Yılmaz, tarihi ve normal hamamların yeni tip koronavirüs (Kovid-19) salgını nedeniyle 17 Mart’tan itibaren kapandığını hatırlatarak, 2.5 ayın sonunda haziranın ilk haftasıyla açılmış olmaktan mutluluk duyduklarını söyledi.
‘Sağlık için bu çileyi çekmek zorunda kalıyorlar’

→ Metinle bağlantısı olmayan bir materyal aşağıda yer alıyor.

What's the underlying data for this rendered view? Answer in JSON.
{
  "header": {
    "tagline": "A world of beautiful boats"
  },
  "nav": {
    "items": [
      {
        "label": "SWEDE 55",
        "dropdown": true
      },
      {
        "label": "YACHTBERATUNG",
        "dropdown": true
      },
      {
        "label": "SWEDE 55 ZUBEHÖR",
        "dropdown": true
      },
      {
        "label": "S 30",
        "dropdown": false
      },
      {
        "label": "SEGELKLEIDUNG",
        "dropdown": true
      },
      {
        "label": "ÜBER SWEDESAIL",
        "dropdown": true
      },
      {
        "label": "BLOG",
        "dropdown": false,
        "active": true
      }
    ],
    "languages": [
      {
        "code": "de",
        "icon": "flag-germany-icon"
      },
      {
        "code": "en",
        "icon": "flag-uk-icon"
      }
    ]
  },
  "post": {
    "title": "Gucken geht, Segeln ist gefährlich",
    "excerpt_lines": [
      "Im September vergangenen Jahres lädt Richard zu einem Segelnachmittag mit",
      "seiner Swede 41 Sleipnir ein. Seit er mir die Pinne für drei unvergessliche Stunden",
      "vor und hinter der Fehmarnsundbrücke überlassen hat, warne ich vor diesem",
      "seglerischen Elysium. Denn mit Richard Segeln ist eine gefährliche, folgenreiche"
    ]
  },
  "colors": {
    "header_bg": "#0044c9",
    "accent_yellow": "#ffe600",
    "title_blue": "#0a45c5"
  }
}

İstanbul Valiliği‘nin 2 Haziran’da yayımladığı talimatla hamamların yeni normale ilk adımlarını attığını dile getiren Yılmaz, “Bu talimatta 25 madde var. Yeni talimatlara göre, virüs riski nedeniyle yüze değil ama vücuda köpük ve kese yapılabilecek. Yani talimatla, ‘Yüze dokunmayın.’ deniliyor. İçeride sıcakta çalışmak zor olsa da çalışanlarımız mutlaka maske ve siperlik takıyor. Sağlık için bu çileyi çekmek zorunda kalıyorlar” dedi.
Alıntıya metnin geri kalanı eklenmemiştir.